Unconsciously, he proceeded to scan the vicinity he was in. He hated his mind when his eyes went over to the officers with him. Right there, he realized that they would qualify as his suspects. Who among them would silence the reptilian detainee? Why? And who among them hides his or her “Divinity?”
However, there was too much on Aeon’s hands at the moment. First, there’s the real identity of the notorious vigilante ‘Cross’; second, the a*******n, and now this. How he wished he could divide himself into three and be there personally at each of these cases.
“Sergeant,” he suddenly called the policeman to his left and thought that he doesn’t necessarily have to have his body divided when he has men he can trust.
“Yes, sir?”
“I’d like you to oversee this till the end.”
The sergeant nodded. “Don’t worry, sir. I’ll get to the bottom of this.”
Dawn, the following day, Aeon who would have still been sleeping to temporarily escape from his troubles was summoned to the estate of Vice Mayor Manica Diamond. A scavenger happened to discover the ravaged condition of the politician’s house that he called the Intramuros police through a payphone.
“Sir, believe me, just the other day this house was still big and beautiful,” the old man said. He seemed afraid to be around the police, but there was determination in his eyes that he was telling the truth. “But look at it now. It’s a total wreck, and that’s bothering me.”
“Why, sir? It could have been caused by a natural phenomenon,” a junior police officer said, “A tornado perhaps.”
“No, sir.” The scavenger begged to disagree. “I live close by; I haven’t seen a tornado pass.”
There was much more to unravel after the old man’s narrative, particularly when the police discovered the corpse of a woman affiliated to sisterhood.
Alarmed, he desperately defended himself. “Sir, believe me! It wasn’t me. I just found her. It wasn’t me! I tell you. It wasn’t me!”
The officers then delivered him relief since no one from among them pinned the crime on him. He couldn’t possibly own a gun, and he has a perfectly good alibi.
Initially, Aeon thought that he necessarily didn’t have to be called here. Later, he was prompt to rectify that.
Sister Lita was alone lying on what was left of the lawn of the estate. Her eyes were closed, but there was the bloodied hole between those. If it wasn’t for the ugly bullet wound, she would only have seemed to be sleeping at peace. Her body was straightened; it was apparent that she was made to lie flat this way. Her arms rested down to her hips, and on one of her palms, the lieutenant found a silver ring.
Using a gloved hand, Aeon picked up the ring and raised it over his head. It glinted in the ray of the rising sun, and it made him remember the owner—the novice he had been also looking for.

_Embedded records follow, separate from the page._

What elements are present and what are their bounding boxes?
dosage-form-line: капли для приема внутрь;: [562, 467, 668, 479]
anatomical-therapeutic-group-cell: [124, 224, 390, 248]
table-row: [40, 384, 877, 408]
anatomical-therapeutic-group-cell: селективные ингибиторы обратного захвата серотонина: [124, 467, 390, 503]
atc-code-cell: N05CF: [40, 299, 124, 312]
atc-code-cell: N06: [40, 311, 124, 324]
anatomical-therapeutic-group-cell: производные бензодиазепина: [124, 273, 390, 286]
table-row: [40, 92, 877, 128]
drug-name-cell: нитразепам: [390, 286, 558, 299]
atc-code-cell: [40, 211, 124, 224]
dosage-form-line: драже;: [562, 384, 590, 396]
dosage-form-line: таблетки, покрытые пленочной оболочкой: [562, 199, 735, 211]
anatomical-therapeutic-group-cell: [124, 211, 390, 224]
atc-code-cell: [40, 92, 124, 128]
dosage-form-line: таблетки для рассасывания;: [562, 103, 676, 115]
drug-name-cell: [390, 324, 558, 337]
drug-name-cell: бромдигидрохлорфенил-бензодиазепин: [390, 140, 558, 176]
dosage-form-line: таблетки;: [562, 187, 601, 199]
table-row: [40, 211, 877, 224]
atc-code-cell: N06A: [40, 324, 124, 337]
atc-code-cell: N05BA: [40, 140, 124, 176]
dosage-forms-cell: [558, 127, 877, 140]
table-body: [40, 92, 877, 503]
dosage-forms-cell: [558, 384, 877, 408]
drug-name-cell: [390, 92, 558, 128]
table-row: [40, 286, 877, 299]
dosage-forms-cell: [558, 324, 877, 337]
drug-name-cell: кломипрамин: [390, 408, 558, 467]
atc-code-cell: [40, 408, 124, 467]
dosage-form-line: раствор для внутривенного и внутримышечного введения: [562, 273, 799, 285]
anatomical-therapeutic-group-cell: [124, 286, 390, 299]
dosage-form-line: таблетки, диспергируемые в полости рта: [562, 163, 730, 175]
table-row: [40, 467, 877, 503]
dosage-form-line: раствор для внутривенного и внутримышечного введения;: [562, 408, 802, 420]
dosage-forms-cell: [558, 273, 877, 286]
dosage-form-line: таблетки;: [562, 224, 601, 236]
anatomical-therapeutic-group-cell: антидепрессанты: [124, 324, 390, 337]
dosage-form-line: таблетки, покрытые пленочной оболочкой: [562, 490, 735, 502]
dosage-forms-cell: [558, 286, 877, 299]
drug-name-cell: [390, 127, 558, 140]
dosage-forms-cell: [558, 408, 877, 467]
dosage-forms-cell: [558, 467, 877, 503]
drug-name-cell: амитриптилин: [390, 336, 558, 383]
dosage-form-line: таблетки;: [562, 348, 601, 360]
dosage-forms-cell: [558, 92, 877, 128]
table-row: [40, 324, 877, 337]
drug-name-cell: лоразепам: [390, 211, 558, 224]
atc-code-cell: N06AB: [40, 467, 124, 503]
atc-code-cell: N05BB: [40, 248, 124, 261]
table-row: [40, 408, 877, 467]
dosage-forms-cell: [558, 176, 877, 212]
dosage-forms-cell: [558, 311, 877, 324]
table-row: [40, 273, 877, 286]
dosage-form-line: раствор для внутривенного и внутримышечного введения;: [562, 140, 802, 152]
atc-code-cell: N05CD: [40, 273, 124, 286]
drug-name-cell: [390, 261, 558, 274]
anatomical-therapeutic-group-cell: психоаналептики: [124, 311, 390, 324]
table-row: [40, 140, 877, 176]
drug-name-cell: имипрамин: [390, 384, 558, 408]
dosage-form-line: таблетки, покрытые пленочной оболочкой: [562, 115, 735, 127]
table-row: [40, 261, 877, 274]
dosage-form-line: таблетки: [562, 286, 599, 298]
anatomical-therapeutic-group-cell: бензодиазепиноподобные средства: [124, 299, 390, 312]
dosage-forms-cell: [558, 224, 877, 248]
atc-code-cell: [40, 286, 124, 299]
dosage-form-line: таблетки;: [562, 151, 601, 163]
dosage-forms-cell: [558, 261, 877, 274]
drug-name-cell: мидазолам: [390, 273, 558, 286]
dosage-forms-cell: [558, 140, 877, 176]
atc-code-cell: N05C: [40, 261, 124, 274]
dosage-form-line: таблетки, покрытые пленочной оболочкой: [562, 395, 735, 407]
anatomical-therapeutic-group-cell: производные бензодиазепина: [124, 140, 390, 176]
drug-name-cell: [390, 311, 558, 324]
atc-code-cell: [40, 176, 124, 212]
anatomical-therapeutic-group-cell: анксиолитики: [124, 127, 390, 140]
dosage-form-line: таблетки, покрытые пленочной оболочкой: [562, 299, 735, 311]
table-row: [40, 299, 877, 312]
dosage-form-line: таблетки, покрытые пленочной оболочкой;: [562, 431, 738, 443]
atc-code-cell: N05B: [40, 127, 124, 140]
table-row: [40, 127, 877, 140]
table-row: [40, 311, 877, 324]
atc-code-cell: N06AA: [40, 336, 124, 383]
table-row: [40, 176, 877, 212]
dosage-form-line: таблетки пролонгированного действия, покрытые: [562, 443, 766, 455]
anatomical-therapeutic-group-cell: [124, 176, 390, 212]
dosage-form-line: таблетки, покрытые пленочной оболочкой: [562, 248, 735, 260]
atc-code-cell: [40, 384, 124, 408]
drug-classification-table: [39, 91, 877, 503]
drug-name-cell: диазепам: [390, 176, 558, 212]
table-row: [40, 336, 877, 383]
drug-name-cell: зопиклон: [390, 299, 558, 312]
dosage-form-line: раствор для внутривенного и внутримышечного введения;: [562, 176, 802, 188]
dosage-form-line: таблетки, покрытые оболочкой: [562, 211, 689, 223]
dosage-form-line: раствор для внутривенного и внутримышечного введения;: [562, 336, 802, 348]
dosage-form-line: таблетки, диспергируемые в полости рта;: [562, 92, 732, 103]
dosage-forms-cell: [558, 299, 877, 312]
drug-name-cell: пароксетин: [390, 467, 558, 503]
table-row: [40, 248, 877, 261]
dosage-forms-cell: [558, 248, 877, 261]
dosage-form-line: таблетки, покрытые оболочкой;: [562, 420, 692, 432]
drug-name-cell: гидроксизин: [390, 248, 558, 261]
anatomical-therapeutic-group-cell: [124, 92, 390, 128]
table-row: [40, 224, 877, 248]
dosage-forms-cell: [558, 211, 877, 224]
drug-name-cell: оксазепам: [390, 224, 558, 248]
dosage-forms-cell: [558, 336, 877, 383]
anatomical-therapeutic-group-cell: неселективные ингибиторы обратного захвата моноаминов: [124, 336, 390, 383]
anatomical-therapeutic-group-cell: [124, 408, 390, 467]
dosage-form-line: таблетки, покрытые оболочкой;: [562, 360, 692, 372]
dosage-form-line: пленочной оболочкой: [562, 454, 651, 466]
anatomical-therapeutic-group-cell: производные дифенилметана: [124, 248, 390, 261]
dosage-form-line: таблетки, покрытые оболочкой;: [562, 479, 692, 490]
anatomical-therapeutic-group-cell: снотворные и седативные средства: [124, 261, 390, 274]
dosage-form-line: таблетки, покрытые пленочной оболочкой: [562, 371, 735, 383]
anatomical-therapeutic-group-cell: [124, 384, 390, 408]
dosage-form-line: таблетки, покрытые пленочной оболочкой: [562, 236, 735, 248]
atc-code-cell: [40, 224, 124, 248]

The lieutenant lent a hand to search for another corpse—one that belonged to a woman in her mid-twenties with chocolate brown hair. However, aside from Sister Lita’s cadaver, there wasn’t that of another female among the dead buried under the piles of rubble; nonetheless, they died in the same way as his colleague, Danny Buhisan. There were also sheets of paper stuck all over their beings. He clenched his fists. In his mind, there really yet won’t be an end to the crimes of the woman who can manipulate paper.
This then solves one of his wonderments—about where the two Sisters were taken; on the contrary, there were new ones that arose: where was Noumenon, and how is the vice mayor of Intramuros involved in this huge mysterious mess?
He stared at Sister Lita’s remains being zipped inside a huge body bag. He recollected what she told him at the hospital corridor: “‘Diamante’ is Noumenon’s real surname.”
There was only one renowned person he knows with that surname. Aeon may have to visit the mayor of the city.